The National Bank of Ethiopia (NBE) has unveiled a new policy on foreign exchange (FX) spreads and fees, effective immediately, to promote greater transparency in the country’s financial system.
This policy requires banks and financial institutions to distinctly separate their FX trading spreads — the difference between buying and selling rates — from other fees in their daily posted rates. The aim is to ensure customers have clear visibility of forex transaction costs.

Previously, banks were required to include all FX-related fees and commissions in their trading spreads, with the exception of nominal fees. However, based on feedback from the banking sector and lessons learned, the NBE has decided to revisit its approach. Now, banks are obligated to adjust their rates in response to market conditions through transparent negotiations with customers, while keeping adjustments within 2% of the posted rates, aligning with international standards.
The new directive also mandates that all FX-related fees and commissions be separately disclosed and reported to both clients and the NBE. This move is designed to foster transparency, ensuring that clients understand all charges associated with their FX transactions. Banks are encouraged to adopt international best practices to remain competitive in the setting of these fees.

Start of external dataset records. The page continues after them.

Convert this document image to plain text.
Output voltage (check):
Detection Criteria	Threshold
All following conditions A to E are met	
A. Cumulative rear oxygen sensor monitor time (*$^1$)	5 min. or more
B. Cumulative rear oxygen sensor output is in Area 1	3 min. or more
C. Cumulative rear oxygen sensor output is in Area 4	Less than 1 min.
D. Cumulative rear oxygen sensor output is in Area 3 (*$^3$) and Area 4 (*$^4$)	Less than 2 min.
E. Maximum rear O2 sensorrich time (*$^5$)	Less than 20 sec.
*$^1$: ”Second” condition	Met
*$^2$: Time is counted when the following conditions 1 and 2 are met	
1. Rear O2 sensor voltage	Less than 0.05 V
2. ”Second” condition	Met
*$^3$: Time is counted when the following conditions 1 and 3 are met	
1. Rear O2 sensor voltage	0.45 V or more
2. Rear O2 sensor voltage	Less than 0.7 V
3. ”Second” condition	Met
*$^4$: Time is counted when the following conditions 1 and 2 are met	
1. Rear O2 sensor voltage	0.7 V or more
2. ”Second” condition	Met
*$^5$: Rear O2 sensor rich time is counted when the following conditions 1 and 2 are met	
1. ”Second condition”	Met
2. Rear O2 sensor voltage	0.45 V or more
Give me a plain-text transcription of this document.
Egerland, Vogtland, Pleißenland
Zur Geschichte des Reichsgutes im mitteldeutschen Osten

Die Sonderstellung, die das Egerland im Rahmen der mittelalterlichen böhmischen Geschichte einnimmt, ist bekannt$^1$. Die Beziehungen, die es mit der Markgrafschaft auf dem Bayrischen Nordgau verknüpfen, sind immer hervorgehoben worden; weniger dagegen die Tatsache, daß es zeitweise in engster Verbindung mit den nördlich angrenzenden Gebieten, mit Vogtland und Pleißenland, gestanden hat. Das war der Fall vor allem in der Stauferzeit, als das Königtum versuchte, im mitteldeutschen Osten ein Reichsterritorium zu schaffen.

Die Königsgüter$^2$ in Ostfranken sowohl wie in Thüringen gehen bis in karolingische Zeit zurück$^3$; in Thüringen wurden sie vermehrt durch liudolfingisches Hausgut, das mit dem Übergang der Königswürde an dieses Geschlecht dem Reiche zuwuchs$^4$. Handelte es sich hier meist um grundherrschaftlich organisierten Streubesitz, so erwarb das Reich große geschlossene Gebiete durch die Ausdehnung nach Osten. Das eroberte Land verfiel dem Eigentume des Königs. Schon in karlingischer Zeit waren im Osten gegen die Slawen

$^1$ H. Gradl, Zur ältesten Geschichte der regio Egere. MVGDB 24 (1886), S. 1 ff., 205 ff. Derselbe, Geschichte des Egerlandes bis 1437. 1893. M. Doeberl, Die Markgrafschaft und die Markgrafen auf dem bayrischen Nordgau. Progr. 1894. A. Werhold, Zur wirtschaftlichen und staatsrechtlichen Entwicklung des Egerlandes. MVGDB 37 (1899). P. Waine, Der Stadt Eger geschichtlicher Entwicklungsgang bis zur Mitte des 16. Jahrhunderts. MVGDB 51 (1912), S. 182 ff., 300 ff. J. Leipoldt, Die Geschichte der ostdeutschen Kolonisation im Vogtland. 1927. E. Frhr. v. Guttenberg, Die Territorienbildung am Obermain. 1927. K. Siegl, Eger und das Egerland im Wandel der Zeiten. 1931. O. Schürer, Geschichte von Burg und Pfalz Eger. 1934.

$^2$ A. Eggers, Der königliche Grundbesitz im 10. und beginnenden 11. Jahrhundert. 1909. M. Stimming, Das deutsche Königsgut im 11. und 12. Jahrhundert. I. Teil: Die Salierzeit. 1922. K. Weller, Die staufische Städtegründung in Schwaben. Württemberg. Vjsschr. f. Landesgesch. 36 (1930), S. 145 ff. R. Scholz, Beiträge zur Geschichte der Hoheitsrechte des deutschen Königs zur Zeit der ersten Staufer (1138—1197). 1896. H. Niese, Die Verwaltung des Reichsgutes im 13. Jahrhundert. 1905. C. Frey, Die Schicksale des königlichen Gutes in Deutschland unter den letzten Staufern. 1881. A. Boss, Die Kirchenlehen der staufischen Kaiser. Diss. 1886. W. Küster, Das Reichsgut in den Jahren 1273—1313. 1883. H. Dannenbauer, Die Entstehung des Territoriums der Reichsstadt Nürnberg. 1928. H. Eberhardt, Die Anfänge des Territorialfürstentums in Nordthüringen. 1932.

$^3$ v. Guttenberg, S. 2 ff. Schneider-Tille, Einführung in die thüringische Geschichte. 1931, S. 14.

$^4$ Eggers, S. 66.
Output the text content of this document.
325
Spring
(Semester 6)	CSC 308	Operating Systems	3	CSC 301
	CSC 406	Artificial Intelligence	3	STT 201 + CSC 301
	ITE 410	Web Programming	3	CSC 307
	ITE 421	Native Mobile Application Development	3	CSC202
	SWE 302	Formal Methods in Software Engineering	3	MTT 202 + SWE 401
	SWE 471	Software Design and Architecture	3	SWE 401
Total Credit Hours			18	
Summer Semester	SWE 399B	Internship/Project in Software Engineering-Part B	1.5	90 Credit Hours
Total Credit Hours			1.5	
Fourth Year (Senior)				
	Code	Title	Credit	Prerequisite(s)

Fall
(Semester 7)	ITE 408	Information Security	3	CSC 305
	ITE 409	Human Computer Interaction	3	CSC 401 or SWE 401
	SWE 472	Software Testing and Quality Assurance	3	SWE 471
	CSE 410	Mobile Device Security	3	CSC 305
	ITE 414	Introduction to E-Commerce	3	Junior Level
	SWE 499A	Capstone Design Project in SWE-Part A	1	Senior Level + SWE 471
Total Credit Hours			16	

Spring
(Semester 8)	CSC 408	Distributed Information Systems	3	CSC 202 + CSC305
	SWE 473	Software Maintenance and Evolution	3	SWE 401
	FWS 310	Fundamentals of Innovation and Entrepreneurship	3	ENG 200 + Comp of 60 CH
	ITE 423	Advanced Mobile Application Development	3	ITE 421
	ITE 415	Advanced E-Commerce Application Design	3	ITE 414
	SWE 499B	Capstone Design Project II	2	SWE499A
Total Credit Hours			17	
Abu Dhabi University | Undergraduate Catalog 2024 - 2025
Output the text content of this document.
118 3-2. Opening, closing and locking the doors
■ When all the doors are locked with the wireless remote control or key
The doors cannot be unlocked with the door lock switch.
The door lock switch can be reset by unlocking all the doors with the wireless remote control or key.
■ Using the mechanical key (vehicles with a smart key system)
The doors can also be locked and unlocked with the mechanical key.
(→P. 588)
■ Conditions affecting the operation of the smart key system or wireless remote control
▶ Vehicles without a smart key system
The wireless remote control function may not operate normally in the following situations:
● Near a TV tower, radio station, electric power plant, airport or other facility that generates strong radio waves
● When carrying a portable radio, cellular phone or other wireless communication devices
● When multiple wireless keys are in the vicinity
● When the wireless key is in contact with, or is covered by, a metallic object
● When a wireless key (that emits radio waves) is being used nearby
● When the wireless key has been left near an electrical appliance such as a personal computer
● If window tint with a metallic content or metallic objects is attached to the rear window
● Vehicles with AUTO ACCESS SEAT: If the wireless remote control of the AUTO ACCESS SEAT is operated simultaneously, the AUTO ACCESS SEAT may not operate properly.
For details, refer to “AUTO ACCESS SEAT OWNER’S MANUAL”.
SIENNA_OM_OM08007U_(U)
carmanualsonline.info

In July 2024, the NBE introduced reforms to the forex market, allowing private authorized dealers to participate alongside banks in determining exchange rates. This initiative sought to create a more competitive market and has since led to the approval of five new companies to operate as Independent Foreign Exchange Bureaus. These bureaus are expected to play a vital role in deepening the market while being strictly monitored to comply with NBE regulations.
The reforms are part of broader efforts by the NBE to strengthen Ethiopia’s foreign exchange market and ensure a more open, transparent, and competitive financial system.